This HIM-650: Healthcare Data Management course examines health care information resources and their impact on administrative functions, interfaces, data security and integrity, and business processes.
Learners study the following topics within this course:
- Use of relational database management software to construct tables.
- Develop forms.
- Create and execute queries.
- Design and deploy reports and
- Advance database concepts to automate contemporary business processes.
Learners are able to distinguish between various network hardware technologies and associated data communications protocols in order to direct how organizations design and implement data networks.
What is health care data management?
Health care data management or health information management is the systematic organization of health data in digital form. That is, it involves the compilation of patient data from multiple sources across providers and organizations. In other words, health data management comprises all activities relating to managing health data as a valuable resource. Therefore, it includes acquiring, entering, processing, coding, outputting, retrieving, and storing data gathered in the different areas of health care. It also embraces the validation and control of data according to legal or professional requirements.
5 benefits of health care data management.
Health care data management has various important benefits to health care organizations, medical staff, and patients. These benefits include the following:
1. Create a comprehensive view of patients, households, and patient groups.
Health care data management enables coders to create a health information system that has composite profiles that provide status and enable predictions.
2. Improve patient engagement.
Health information systems use efficient health care data management to target patients with reminders and care suggestions that can be relevant for them, based on predictive modeling.
3. Improve health outcomes.
Health information systems provide a platform to track health trends in certain areas or among specific populations, predict new trends and suggest proactive measures to counter rising health issues.
4. Business decision-making.
Health care data management provides information that is used by healthcare providers to make better data-driven decisions, such as which types of medical professionals to recruit, what equipment to invest in, or which types of patients to focus on in marketing efforts.
5. Analyze physician activity.
Health care data management enables healthcare organizations to analyze data on medical practitioners such as success rates, time invested in different treatments and medical decisions, and aligning physicians with the goals of the healthcare organization.
Challenges facing health care data management.
The following are the 3 challenges that are facing health data professionals today:
· Fragmented data.
Health care data management involves storing health care data such as patient data in digital form.
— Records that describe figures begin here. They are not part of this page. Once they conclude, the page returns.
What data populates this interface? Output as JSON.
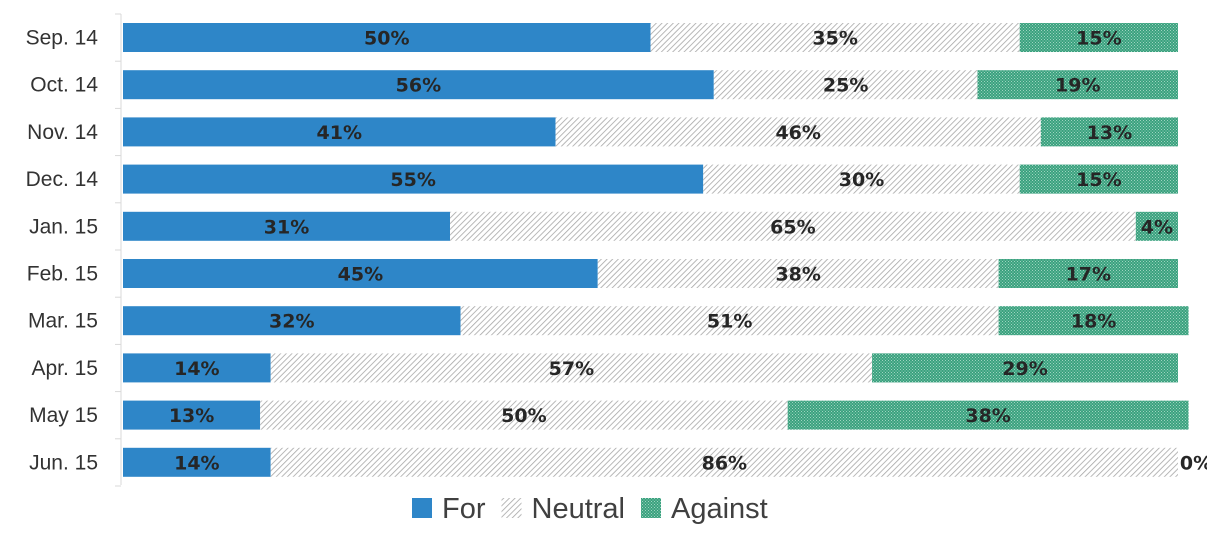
{
  "chart_data": {
    "type": "bar",
    "orientation": "horizontal",
    "stacked": true,
    "percent": true,
    "categories": [
      "Sep. 14",
      "Oct. 14",
      "Nov. 14",
      "Dec. 14",
      "Jan. 15",
      "Feb. 15",
      "Mar. 15",
      "Apr. 15",
      "May 15",
      "Jun. 15"
    ],
    "series": [
      {
        "name": "For",
        "color": "#2e86c8",
        "pattern": "solid",
        "values": [
          50,
          56,
          41,
          55,
          31,
          45,
          32,
          14,
          13,
          14
        ]
      },
      {
        "name": "Neutral",
        "color": "#a6a6a6",
        "pattern": "hatch",
        "values": [
          35,
          25,
          46,
          30,
          65,
          38,
          51,
          57,
          50,
          86
        ]
      },
      {
        "name": "Against",
        "color": "#3aa17e",
        "pattern": "dotted",
        "values": [
          15,
          19,
          13,
          15,
          4,
          17,
          18,
          29,
          38,
          0
        ]
      }
    ],
    "value_labels": [
      [
        "50%",
        "35%",
        "15%"
      ],
      [
        "56%",
        "25%",
        "19%"
      ],
      [
        "41%",
        "46%",
        "13%"
      ],
      [
        "55%",
        "30%",
        "15%"
      ],
      [
        "31%",
        "65%",
        "4%"
      ],
      [
        "45%",
        "38%",
        "17%"
      ],
      [
        "32%",
        "51%",
        "18%"
      ],
      [
        "14%",
        "57%",
        "29%"
      ],
      [
        "13%",
        "50%",
        "38%"
      ],
      [
        "14%",
        "86%",
        "0%"
      ]
    ],
    "title": "",
    "xlabel": "",
    "ylabel": "",
    "xlim": [
      0,
      100
    ],
    "grid": false,
    "legend": "bottom",
    "legend_entries": [
      "For",
      "Neutral",
      "Against"
    ]
  }
}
This means that the medical data is structured in spreadsheets or databases, images or video files, digital documents, scanned paper documents, or maybe stored in specialized formats such as the DICOM format used for MRI scans.
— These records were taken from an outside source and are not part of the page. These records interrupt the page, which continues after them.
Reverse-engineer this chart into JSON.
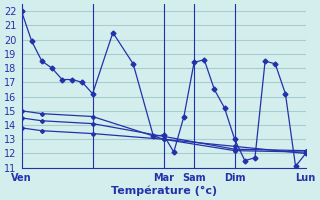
{
  "title": "",
  "xlabel": "Température (°c)",
  "ylabel": "",
  "background_color": "#d4eeee",
  "line_color": "#2233aa",
  "grid_color": "#aacccc",
  "xlim": [
    0,
    28
  ],
  "ylim": [
    11,
    22.5
  ],
  "yticks": [
    11,
    12,
    13,
    14,
    15,
    16,
    17,
    18,
    19,
    20,
    21,
    22
  ],
  "xtick_positions": [
    0,
    7,
    14,
    17,
    21,
    28
  ],
  "xtick_labels": [
    "Ven",
    "",
    "Mar",
    "Sam",
    "Dim",
    "Lun"
  ],
  "series": [
    {
      "x": [
        0,
        1,
        2,
        3,
        4,
        5,
        6,
        7,
        9,
        11,
        13,
        14,
        15,
        16,
        17,
        18,
        19,
        20,
        21,
        22,
        23,
        24,
        25,
        26,
        27,
        28
      ],
      "y": [
        22,
        19.9,
        18.5,
        18.0,
        17.2,
        17.2,
        17.0,
        16.2,
        20.5,
        18.3,
        13.2,
        13.3,
        12.1,
        14.6,
        18.4,
        18.6,
        16.5,
        15.2,
        13.0,
        11.5,
        11.7,
        18.5,
        18.3,
        16.2,
        11.1,
        12.0
      ]
    },
    {
      "x": [
        0,
        2,
        7,
        14,
        21,
        28
      ],
      "y": [
        15.0,
        14.8,
        14.6,
        13.0,
        12.2,
        12.1
      ]
    },
    {
      "x": [
        0,
        2,
        7,
        14,
        21,
        28
      ],
      "y": [
        14.5,
        14.3,
        14.1,
        13.2,
        12.3,
        12.2
      ]
    },
    {
      "x": [
        0,
        2,
        7,
        14,
        21,
        28
      ],
      "y": [
        13.8,
        13.6,
        13.4,
        13.0,
        12.5,
        12.0
      ]
    }
  ],
  "vlines": [
    7,
    14,
    17,
    21
  ]
}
The downside is that this data is widely duplicated, collected multiple times, and stored in different versions by healthcare providers, public health organizations, insurance bodies, pharmacies, and patients themselves. Therefore, there is no one source of truth for information on patient wellbeing.
· Changes to data.
Medical data continually changes as do the names, professions, locations, and conditions of patients and physicians. Moreover, patients undertake numerous tests and are administered many types of treatment over the years. This may cause these treatments and medications to evolve over time. Thus, leading to the creation of new types of medical treatment, such as telehealth models which require the creation of new types of data.
· Regulations and compliance.
Medical data is sensitive and must adhere to government regulations, such as the USA Health Insurance Portability and Accountability Act (HIPAA). Data discovery challenges and poor data quality make it difficult to perform the required audits and meet regulatory requirements. It also limits the diversity of data healthcare providers can use for the benefit of patients.